Lockdown by Nick Kolakowski

Lockdown by Nick Kolakowski

Author:Nick Kolakowski [Weddle, Nick Kolakowski and Steve]
Language: eng
Format: epub
Publisher: Polis Books
Published: 2020-04-19T16:00:00+00:00


As it turned out, those rich pricks knew quite a bit.

Eight days later, the President declared that the entire northeast, from Maine to Delaware, was under “strict quarantine.” From what we saw on the news, the U.S. Army locked down the bridges, tunnels, highway exits, even the ports. The virus had infected millions—and the lack of testing made it impossible to tell how fast it was advancing.

By that time, hundreds of the ultra-rich had flooded into our tiny corner of the world. They brought their kids, friends, entourages, mistresses, masseuses, chefs, and nannies. They came in luxury SUVs followed by trucks loaded with enough food to feed an army. When the police shut down the bridges that connected us to the rest of Long Island, they began arriving by yacht and private plane and helicopter.

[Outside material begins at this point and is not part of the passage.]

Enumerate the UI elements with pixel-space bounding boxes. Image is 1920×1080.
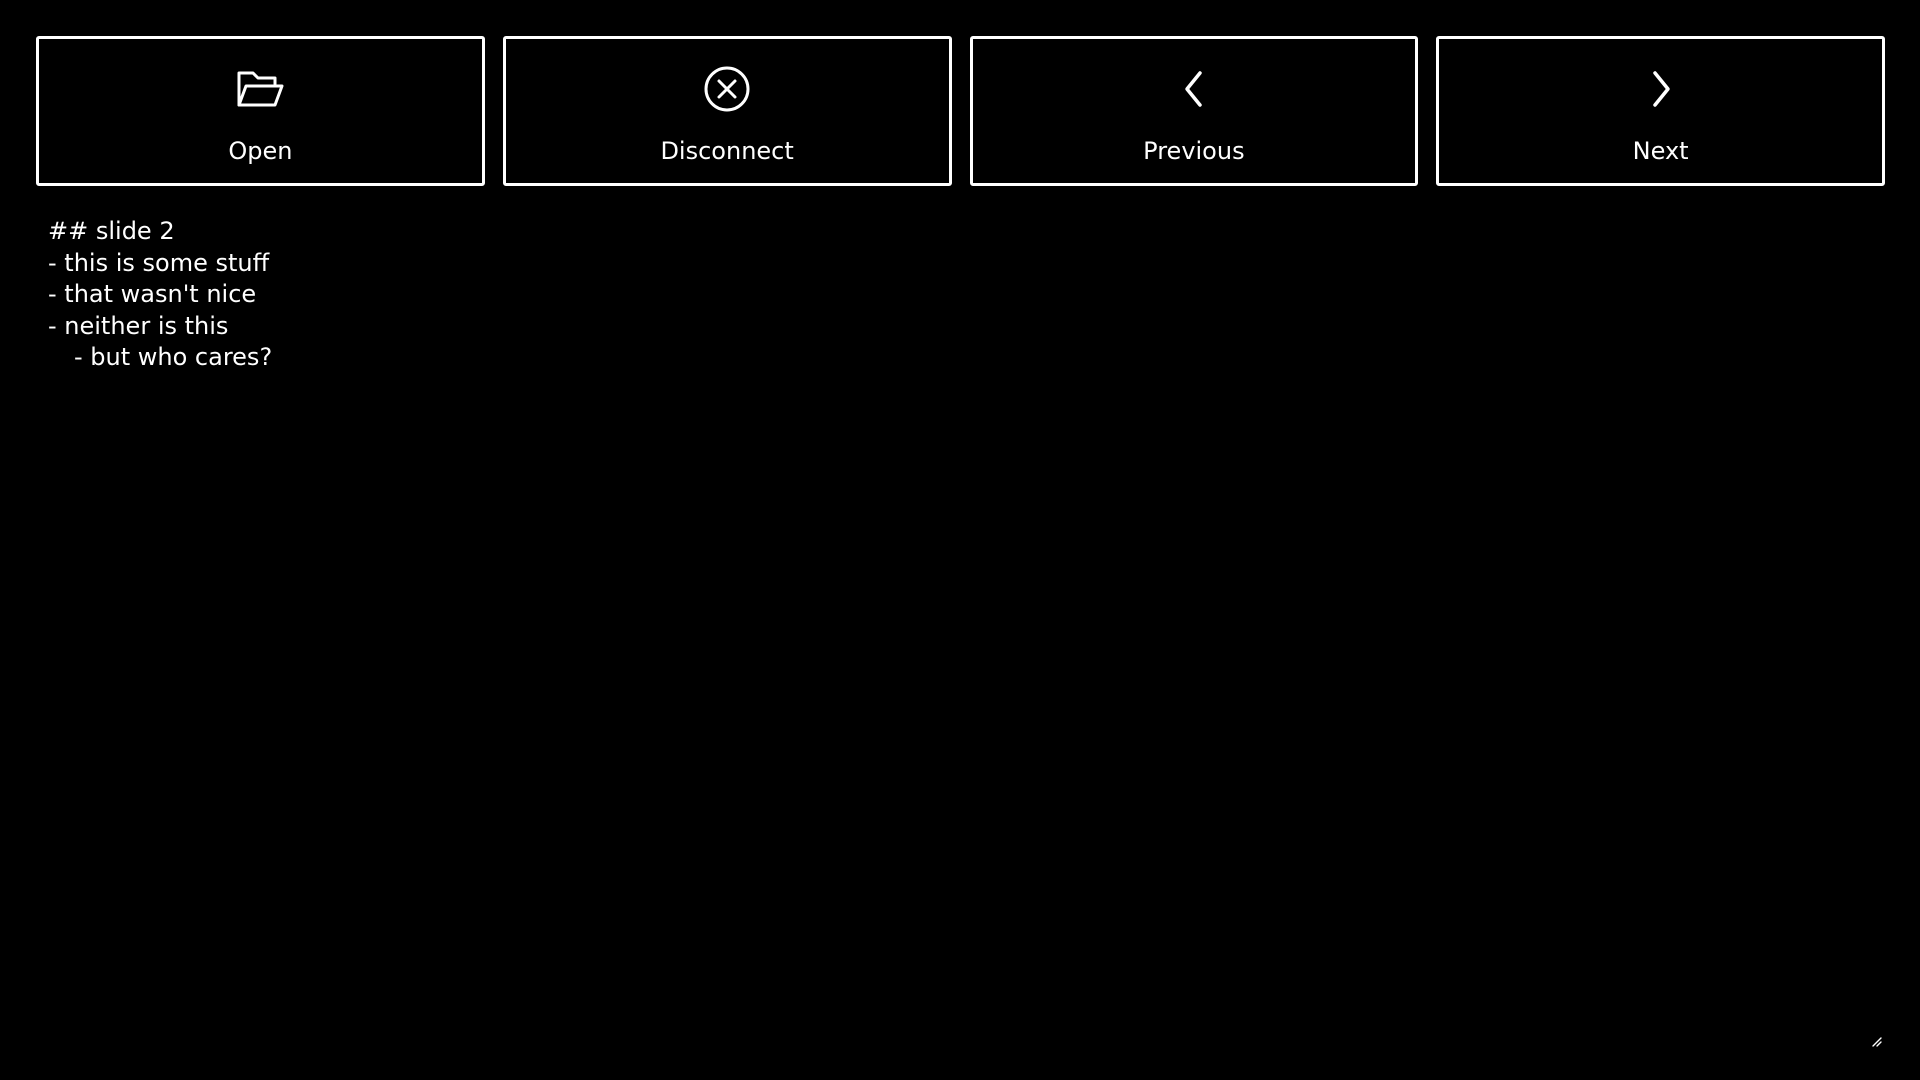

Along the beach, their huge compounds burst with light and music. When they ran low on supplies, they stripped the local grocery stores of everything but bread—too many carbs.

They also brought the virus with them, and the nearest hospital only had three ICU beds and two ventilators. Dennis shifted Jimbo’s from dine-in to takeout-only, and still the cars jammed the parking lot at all hours. We worked until our hands ached and our knees quaked, and then we slept in our cars for a few hours before doing it all again. The overtime pay was beautiful, and none of us wanted to question whether the almighty dollar would be good for anything other than toilet paper by the end of the year. The trucks arrived with fresh supplies, despite the bridge closures, and we did our best to avoid interacting with the customers—we knew that the bandanas we always wore over our faces would do little good to block the virus.

Bernita, who had worked Jimbo’s register since approximately the dawn of time, snapped on a pair of surgical gloves and a gas mask in order to hand out the food. She was six feet of muscle, her corded forearms inked with elaborate tattoos, and nobody—not the year-rounders, not the billionaires—ever talked back to her.

When it wasn’t blaring José’s favorite rappers, the radio reported the rising casualty counts, the piles of dead in every hospital on Earth. We did our best to ignore it. The scientists would find a cure, right?

How could things not return to normal?